BIOREMEDIATION OF FRACTURED ROCK CONTAMINATED WITH CHLORINATED SOLVENTS: STATE-OF THE ART AND REMAINING CHALLENGES

Once thought to be devoid of life, fractures in bedrock are now known to support unattached (free-floating) and attached microbial communities. The bacteria and protists that inhabit macro and micro water-bearing fractures differ and their ecology and its relationship to mass transfer kinetics are not well understood. The ability of the communities to degrade chlorinated solvents is related to: the types of rock media and compounds (e.g., PCE, TCE, DCE, VC) present; the location of the solvents within the fractured rock environment (e.g., dissolved in the groundwater, sorbed onto or into the rock matrix, as free product); and the availability of electron donors and acceptors and nutrients as well as the other environmental parameters (e.g., pH, temperature) that affect microbial activity.

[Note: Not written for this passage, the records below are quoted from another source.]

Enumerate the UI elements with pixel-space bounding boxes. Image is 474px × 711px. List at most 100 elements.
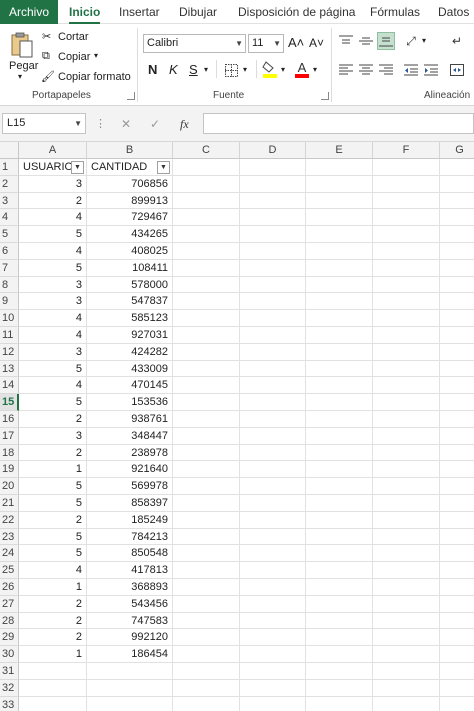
cancel-icon[interactable]: ✕ <box>121 117 131 131</box>
cell-g[interactable] <box>440 562 474 579</box>
font-color-dropdown-icon[interactable]: ▾ <box>313 65 317 74</box>
cell-a[interactable] <box>19 679 87 697</box>
cell-d[interactable] <box>240 545 306 563</box>
cell-c[interactable] <box>173 243 240 260</box>
cell-a[interactable]: 3 <box>19 343 87 361</box>
row-header[interactable]: 20 <box>0 478 19 495</box>
cell-d[interactable] <box>240 226 306 243</box>
cell-c[interactable] <box>173 327 240 344</box>
filter-dropdown-icon[interactable]: ▼ <box>71 161 84 174</box>
row-header[interactable]: 1 <box>0 159 19 176</box>
cell-b[interactable]: 784213 <box>87 528 173 546</box>
orientation-dropdown-icon[interactable]: ▾ <box>422 36 426 45</box>
underline-dropdown-icon[interactable]: ▾ <box>204 65 208 74</box>
cell-f[interactable] <box>373 495 440 512</box>
cell-a[interactable]: 1 <box>19 579 87 596</box>
cell-b[interactable] <box>87 663 173 680</box>
cell-c[interactable] <box>173 411 240 428</box>
formula-input[interactable] <box>203 113 474 134</box>
cell-f[interactable] <box>373 192 440 210</box>
cell-f[interactable] <box>373 293 440 311</box>
cell-g[interactable] <box>440 411 474 428</box>
cell-b[interactable]: 938761 <box>87 411 173 428</box>
cell-d[interactable] <box>240 696 306 711</box>
row-header[interactable]: 33 <box>0 696 19 711</box>
cell-g[interactable] <box>440 159 474 176</box>
row-header[interactable]: 9 <box>0 293 19 311</box>
tab-dibujar[interactable]: Dibujar <box>179 0 217 24</box>
row-header[interactable]: 13 <box>0 360 19 378</box>
copy-button[interactable]: Copiar <box>58 51 90 63</box>
cell-f[interactable] <box>373 595 440 613</box>
cell-d[interactable] <box>240 461 306 479</box>
cell-g[interactable] <box>440 277 474 294</box>
row-header[interactable]: 19 <box>0 461 19 479</box>
underline-button[interactable]: S <box>189 62 198 77</box>
align-top-button[interactable] <box>337 32 355 50</box>
cell-c[interactable] <box>173 528 240 546</box>
cell-d[interactable] <box>240 478 306 495</box>
align-bottom-button[interactable] <box>377 32 395 50</box>
cell-b[interactable]: 578000 <box>87 276 173 294</box>
cell-e[interactable] <box>306 360 373 378</box>
worksheet-grid[interactable]: A B C D E F G 1 USUARIO ▼ CANTIDAD ▼ 2 3 706856 3 2 89991… <box>0 142 474 711</box>
align-left-button[interactable] <box>337 61 355 79</box>
cell-f[interactable] <box>373 411 440 428</box>
font-color-button[interactable]: A <box>294 60 310 78</box>
cell-b[interactable]: 185249 <box>87 511 173 529</box>
cell-c[interactable] <box>173 495 240 512</box>
row-header[interactable]: 22 <box>0 511 19 529</box>
cell-d[interactable] <box>240 259 306 277</box>
font-name-select[interactable]: Calibri ▼ <box>143 34 246 53</box>
cell-g[interactable] <box>440 327 474 344</box>
align-middle-button[interactable] <box>357 32 375 50</box>
cell-d[interactable] <box>240 444 306 462</box>
cell-d[interactable] <box>240 343 306 361</box>
row-header[interactable]: 8 <box>0 276 19 294</box>
cell-d[interactable] <box>240 310 306 327</box>
cell-b[interactable]: 992120 <box>87 629 173 647</box>
cell-g[interactable] <box>440 260 474 277</box>
cell-f[interactable] <box>373 663 440 680</box>
row-header[interactable]: 15 <box>0 394 19 411</box>
cell-a[interactable]: 1 <box>19 461 87 479</box>
cell-f[interactable] <box>373 343 440 361</box>
row-header[interactable]: 25 <box>0 562 19 579</box>
tab-archivo[interactable]: Archivo <box>0 0 59 24</box>
cell-g[interactable] <box>440 545 474 563</box>
row-header[interactable]: 24 <box>0 545 19 563</box>
cell-g[interactable] <box>440 176 474 193</box>
column-header-d[interactable]: D <box>240 142 306 159</box>
cell-a[interactable] <box>19 696 87 711</box>
cell-c[interactable] <box>173 394 240 411</box>
cell-b[interactable]: 417813 <box>87 562 173 579</box>
cell-a[interactable]: 2 <box>19 629 87 647</box>
cell-e[interactable] <box>306 679 373 697</box>
grow-font-button[interactable]: A˄ <box>288 35 304 50</box>
row-header[interactable]: 4 <box>0 209 19 227</box>
cell-a[interactable] <box>19 663 87 680</box>
cell-b[interactable] <box>87 696 173 711</box>
cell-a[interactable]: 2 <box>19 595 87 613</box>
cell-a[interactable]: 3 <box>19 427 87 445</box>
cell-c[interactable] <box>173 209 240 227</box>
enter-icon[interactable]: ✓ <box>150 117 160 131</box>
cell-c[interactable] <box>173 192 240 210</box>
cell-b[interactable]: 569978 <box>87 478 173 495</box>
cell-e[interactable] <box>306 293 373 311</box>
cell-b[interactable] <box>87 679 173 697</box>
tab-insertar[interactable]: Insertar <box>119 0 160 24</box>
cell-a[interactable]: 4 <box>19 243 87 260</box>
row-header[interactable]: 23 <box>0 528 19 546</box>
row-header[interactable]: 26 <box>0 579 19 596</box>
cell-c[interactable] <box>173 259 240 277</box>
align-center-button[interactable] <box>357 61 375 79</box>
cell-d[interactable] <box>240 327 306 344</box>
paste-label[interactable]: Pegar <box>9 60 38 72</box>
cell-f[interactable] <box>373 629 440 647</box>
copy-dropdown-icon[interactable]: ▾ <box>94 51 98 60</box>
cell-g[interactable] <box>440 512 474 529</box>
cell-b[interactable]: 858397 <box>87 495 173 512</box>
cell-a[interactable]: 5 <box>19 360 87 378</box>
cell-a[interactable]: 2 <box>19 511 87 529</box>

Biodegradation of chlorinated solvents can be accomplished by naturally-occurring microbial communities, if the appropriate environmental conditions exist, but in many cases injection of amendments such as electron donors or bacteria that can completely dechlorinate and mineralize the organic molecules to inorganic carbon are required. In unconsolidated subsurface environments, injections of amendments to enhance biodegradation of chlorinated solvents have been successful in numerous cases; however, achieving similar results in fractured rock has proven elusive. Even with recent advances in geophysics and geohydrology, hydraulic control in fractured rock is not readily achieved. The linkage between biodegradation and hydraulics is of paramount importance to chlorinated solvent remediation in fractured rock. This linkage and its relationship to bedrock microbial ecology, and the hurdles that need to be overcome to make naturally-occurring or engineered bioremediation of chlorinated solvents in fractured rock acceptable to regulators will be discussed.